ロックオンは、ティエリアを一人にしてしまったけれど。
それはまだ未来のお話だ。


「中身、あけていいですか?」
「ああ」
ティエリアは、シュルリとリボンを解いた。
箱はケースに入ったもので、中に少し大きめのガーネットが入っていた。
「どうして。どうして、僕がガーネットが好きだと知っているんですか?」
今度こそ、不思議そうにティエリアが首を傾げた。
「なぁに。お前さんの目の色だから、選んだだけだ。ティエリアの目は、ルビーの真紅よりも明るいガーネットの色だ」
「本当に、あなたは不思議な人だ。話してもいないのに、僕が自分の目をルビーではなくガーネットの赤だと思っていることを知っているなんて」
「直感ってやつさ」
「直感ですか。これ買うの、恥ずかしかったでしょう」
宝石だけではあるが、それが一層ティエリアには好ましかった。
ピアスや指輪、ネックレスにされた宝石には興味はない。そんなものを身につける気もなかった。
それに、ティエリアは宝石を身につけなくても、その存在だけで類まれなるほどに美しかった。
ありふれた貴金属や宝石などを身につければ、その貴金属や宝石のほうが色褪せてしまうほど、ティエリアの容姿は美しかった。

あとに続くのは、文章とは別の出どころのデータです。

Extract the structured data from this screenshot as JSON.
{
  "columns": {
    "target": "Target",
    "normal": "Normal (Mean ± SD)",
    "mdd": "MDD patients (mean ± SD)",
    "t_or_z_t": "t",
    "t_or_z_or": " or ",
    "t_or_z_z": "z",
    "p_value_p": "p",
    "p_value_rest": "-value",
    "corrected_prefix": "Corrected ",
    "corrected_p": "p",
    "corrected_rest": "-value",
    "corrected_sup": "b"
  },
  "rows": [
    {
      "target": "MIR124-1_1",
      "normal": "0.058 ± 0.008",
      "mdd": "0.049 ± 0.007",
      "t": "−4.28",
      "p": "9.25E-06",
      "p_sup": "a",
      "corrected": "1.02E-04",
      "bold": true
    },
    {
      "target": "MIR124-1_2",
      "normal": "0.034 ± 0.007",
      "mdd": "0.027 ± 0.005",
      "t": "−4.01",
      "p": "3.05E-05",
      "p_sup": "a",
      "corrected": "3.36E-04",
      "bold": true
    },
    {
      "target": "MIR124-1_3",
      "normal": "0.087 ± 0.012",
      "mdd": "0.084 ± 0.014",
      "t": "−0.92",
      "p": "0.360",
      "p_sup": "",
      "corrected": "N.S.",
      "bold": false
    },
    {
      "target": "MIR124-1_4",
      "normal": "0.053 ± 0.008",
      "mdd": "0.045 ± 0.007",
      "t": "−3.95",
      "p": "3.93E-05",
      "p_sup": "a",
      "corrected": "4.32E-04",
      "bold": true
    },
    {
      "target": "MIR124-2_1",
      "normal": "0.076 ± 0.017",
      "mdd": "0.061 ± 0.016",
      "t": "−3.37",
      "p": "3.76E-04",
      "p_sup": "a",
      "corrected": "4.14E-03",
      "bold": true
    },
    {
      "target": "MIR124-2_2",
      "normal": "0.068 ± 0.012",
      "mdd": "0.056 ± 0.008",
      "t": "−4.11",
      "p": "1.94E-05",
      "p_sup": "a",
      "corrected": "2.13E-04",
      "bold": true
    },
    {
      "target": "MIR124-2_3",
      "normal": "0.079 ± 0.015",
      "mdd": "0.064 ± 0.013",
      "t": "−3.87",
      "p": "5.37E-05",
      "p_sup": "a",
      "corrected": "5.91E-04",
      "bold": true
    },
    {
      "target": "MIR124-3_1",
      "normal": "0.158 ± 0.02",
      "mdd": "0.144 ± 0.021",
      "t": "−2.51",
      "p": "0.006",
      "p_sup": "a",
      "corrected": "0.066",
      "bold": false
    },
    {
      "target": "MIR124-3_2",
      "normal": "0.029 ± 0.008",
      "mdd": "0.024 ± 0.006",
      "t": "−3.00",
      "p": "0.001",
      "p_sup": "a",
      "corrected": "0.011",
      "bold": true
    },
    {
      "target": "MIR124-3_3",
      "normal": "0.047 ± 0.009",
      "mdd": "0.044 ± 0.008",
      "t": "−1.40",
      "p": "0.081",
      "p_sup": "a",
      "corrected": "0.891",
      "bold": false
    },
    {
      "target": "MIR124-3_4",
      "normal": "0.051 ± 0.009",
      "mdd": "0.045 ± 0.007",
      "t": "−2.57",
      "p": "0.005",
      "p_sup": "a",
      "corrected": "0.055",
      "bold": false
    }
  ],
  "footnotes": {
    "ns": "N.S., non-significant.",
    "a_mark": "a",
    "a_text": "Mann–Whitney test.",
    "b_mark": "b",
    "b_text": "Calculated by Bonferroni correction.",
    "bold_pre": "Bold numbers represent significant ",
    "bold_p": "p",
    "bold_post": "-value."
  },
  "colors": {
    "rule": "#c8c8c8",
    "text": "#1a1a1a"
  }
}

「これなら、身につけなくてもいいし、好きなところにしまえるだろ?」
ロックオンが、ティエリアの手からケースを受け取って、中身を出す。
ガーネットを人工の光にすかせ、その紅い影は二人に落ちた。
「ありがとうございます。大切にしますね」
ティエリアは、眠気も吹き飛んだようで、本当に嬉しそうに微笑んだ。
「今日は、もう遅いから俺の部屋で寝てけ」
「でも、ベッド狭くなりますよ?」
「気にしなさんな。一緒に眠ろう」
ケースにガーネットをしまい、テーブルの上に置くと、ロックオンが手招きした。
ティエリアは、その腕の中に落ちる。
コートを脱ぎ捨てて、ティエリアはロックオンのベッドに横になった。隣には、ロックオンが横になっている。
ティエリアは、ロックオンにむかって投げ捨てた枕を頭の下にしいた。枕が替わると眠れなくなるタイプだった。
ロックオンは、そんなティエリアに苦笑する。
そして、ティエリアの通常よりは低い体温を暖めるように、毛布を被せた。
「ありがとう、ロックオン。僕は、人間になれそうな気がします」
「俺からすれば、ティエリアはもう十分に人間なんだけどな」


ケースの中のガーネットが、消された照明の中、キラリと輝いたように見えた。
ティエリアは、暗闇の中、金色に光る目でそのガーネットを見つめた。
暗闇の中でも、なんの問題もないティエリアの目は、金色の輝きの中にガーネットの赤を混じらせていた。
ティエリアは、瞼を閉じる。
すぐに、眠りの波はやってきた。ロックオンは、腕の中のティエリアがすぐに眠りについたのを確認してから、彼もまた夢の中へと誘われていった。